I say this not to be mean or denigrating but to set the actual mood. At a time when our "liberation" of Afghanistan has done zilch for the starving and dying there, obese Americans, some of whom were wearing pro-war or pro-military t-shirts, cramming junk food into their mouths was a pretty sickening sight.
But the boy was having a ball. He focused solely on the many watery diversions, laughing and leaping with pure joy. So I tapped into his happy vibe. It served as a protective bubble of sorts as we flew down slides, rode large waves, got hit with numerous kinds of water sprays and showers. The bubble protected for only so long, however, as we kept having to deal with rude, obnoxious adults, some of whom encouraged their kids to cut in line and laughed as some of the more aggressive youth punched and put in headlocks smaller or thinner kids -- all in good clean fun, of course.
The boy and I were diving through a chlorinated waterfall running down a faux rock face when I surfaced and saw a Nazi tattoo on a big white arm. I couldn't believe it. Open militarism is one thing, part of Americana; but an actual swastika is a deeper statement.
The guy wearing it was large and muscular, looking like a bodyguard or bouncer, head shaved, goatee closely trimmed. The swastika was surrounded by two tiny American flags with an eagle atop. I simply froze and stared at it.
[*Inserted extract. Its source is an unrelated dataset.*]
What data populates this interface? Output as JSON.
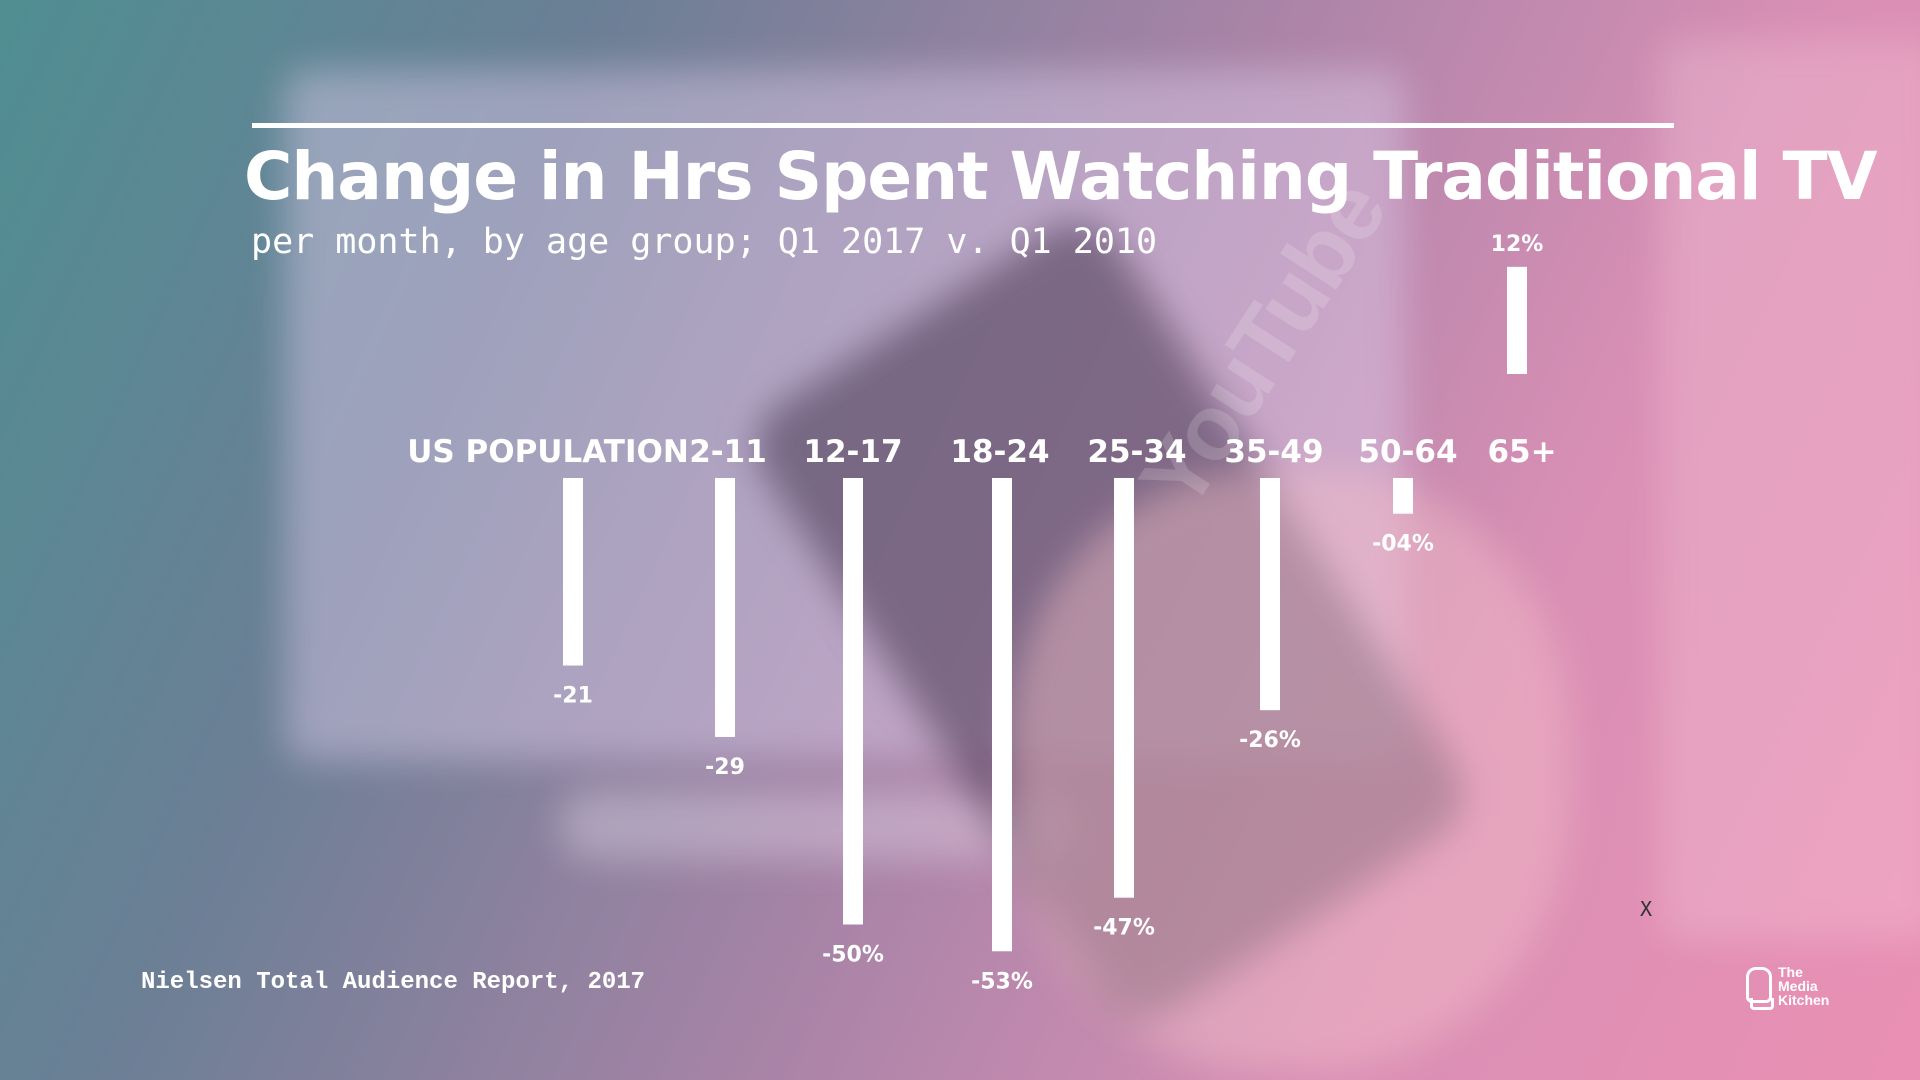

The guy paid me no mind, but his wife glared back at me as she rushed their little blonde boy along to the water slides.
By this point, we'd been swimming, sliding and splashing for nearly three hours, so I told the boy we had to leave. Naturally, he groaned and pleaded for another round of inner-tube riding, but I insisted. He smiled, grabbed his towel and t-shirt and walked out by my side, his eager eyes still on those water slides.
We moved through the parking lot choked with SUVs, Hummers, and pick-ups, many boasting "Support Our Troops," "These Colors Never Run" and "USA Number 1" bumper stickers. I couldn't wait to get home, lock the door, and drain a stiff drink. But my son strolled along, oblivious to the raw nationalist sentiment on all those gas-guzzling symbols of our collective arrogance and greed, and thanked me for taking him to the park, saying "This is one of the best days ever. I had a blast, Dad!"
This filled me with happiness, love, and fear. Poor kid. Look at the world that awaits him.